Forse, alla fine di tutto, il vero trucco per non farsi travolgere e abbattere è proprio quello di lasciarsi trasportare dalla follia, senza guardarsi indietro, ma volgendo il proprio sguardo verso ciò che si trova davanti a noi, per trovare le forze per ricominciare, per lasciarsi definitivamente alle spalle tutte le brutture e per aprirsi un varco, per quanto piccolo possa essere, di speranza e di fiducia nell’avvenire.
Pur predominando i toni foschi, qualche spiraglio di speranza si può intravvedere, perché Patrick dice che, pur essendo molto infido e malvagio, il nemico non è in grado di uccidere, pur facendo molto male.

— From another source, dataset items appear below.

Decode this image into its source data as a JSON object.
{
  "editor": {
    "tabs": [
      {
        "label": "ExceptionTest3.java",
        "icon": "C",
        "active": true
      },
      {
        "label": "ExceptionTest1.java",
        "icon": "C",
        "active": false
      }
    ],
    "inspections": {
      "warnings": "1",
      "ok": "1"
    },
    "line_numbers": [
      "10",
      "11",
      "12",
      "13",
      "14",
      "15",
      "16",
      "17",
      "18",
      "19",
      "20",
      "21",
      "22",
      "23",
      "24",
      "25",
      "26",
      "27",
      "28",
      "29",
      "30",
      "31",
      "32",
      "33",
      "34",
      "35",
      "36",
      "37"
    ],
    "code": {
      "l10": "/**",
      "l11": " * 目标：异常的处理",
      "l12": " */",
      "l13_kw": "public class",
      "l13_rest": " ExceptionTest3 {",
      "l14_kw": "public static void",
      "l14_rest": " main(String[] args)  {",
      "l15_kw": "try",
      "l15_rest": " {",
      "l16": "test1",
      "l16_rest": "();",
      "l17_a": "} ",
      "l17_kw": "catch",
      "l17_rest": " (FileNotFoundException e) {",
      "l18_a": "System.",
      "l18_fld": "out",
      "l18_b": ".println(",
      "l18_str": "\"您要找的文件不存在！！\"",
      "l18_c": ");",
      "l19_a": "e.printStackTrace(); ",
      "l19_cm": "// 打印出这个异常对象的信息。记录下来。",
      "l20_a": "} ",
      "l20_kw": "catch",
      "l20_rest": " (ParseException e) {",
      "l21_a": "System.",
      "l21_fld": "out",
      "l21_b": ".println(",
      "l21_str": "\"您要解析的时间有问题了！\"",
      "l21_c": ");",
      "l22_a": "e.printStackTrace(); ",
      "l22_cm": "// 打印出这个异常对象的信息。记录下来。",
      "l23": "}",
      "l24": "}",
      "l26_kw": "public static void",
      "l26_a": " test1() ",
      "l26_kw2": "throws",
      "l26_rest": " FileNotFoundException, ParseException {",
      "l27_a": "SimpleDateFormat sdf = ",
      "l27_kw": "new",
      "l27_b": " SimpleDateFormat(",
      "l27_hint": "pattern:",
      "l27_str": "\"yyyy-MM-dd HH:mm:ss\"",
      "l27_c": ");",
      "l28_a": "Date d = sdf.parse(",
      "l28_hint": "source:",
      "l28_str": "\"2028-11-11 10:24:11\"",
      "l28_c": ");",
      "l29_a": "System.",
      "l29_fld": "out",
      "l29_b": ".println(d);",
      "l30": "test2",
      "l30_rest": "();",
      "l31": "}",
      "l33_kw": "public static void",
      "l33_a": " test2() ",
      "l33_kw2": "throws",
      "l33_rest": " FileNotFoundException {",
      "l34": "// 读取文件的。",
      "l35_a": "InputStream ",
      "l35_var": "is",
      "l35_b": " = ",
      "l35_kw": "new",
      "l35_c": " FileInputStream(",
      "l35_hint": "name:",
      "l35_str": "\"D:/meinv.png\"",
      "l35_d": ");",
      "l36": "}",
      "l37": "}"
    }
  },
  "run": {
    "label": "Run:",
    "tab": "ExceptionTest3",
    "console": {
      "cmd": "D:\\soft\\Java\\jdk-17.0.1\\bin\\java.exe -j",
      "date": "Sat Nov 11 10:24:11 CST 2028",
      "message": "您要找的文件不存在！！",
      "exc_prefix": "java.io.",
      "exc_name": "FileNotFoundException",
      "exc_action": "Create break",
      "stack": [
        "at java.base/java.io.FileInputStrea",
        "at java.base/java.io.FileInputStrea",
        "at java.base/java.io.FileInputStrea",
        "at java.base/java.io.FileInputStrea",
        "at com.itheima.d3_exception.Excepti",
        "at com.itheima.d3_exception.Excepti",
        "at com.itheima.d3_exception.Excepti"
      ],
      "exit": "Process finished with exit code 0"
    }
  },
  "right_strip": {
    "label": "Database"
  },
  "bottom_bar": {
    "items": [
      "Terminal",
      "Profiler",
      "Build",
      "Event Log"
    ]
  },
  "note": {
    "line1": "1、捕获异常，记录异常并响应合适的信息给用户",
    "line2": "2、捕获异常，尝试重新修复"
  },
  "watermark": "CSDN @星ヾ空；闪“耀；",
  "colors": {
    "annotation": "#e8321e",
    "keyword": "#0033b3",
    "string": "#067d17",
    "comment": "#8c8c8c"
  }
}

La canzone è intrisa di immagini, che, in quanto tali, possono essere interpretate in modo diverso da persona a persona: ogni interpretazione può avere un proprio substrato di validità, proprio perché personale e individuale.
Ho già detto molte volte che ammiro quegli artisti che riescono a mettere in parole e musica le proprie angosce, le proprie inquietudini e le proprie sofferenze, perché credo che ci voglia una grande dose di coraggio nel farlo, nel mettersi a nudo di fronte agli altri che ascoltano.
Tutto ciò può avere anche una funzione estremamente liberatoria, permettendo di mettere un punto al flusso di una mente che viaggia su binari folli e senza un controllo, ripartendo da capo, da zero, senza guardarsi alle spalle, ma lasciandosi trascinare dal flusso, in modo che esso possa passare attraverso il corpo senza lasciare ferite inguaribili, ma all’opposto curabili e non in grado di togliere la vita.
Sono molto curioso di ascoltare le altre canzoni di Patrick, perché vorrei sapere se questa aura di pessimismo, di fallimento, di inquietudine, è stata superata, portandolo verso una maggiore serenità interiore e ad una mente più sotto controllo, in grado di essere diretta verso ciò che conta veramente, senza essere troppo libera di vagare pazzamente senza una meta e uno scopo.
Come si dice, ai posteri l’ardua sentenza.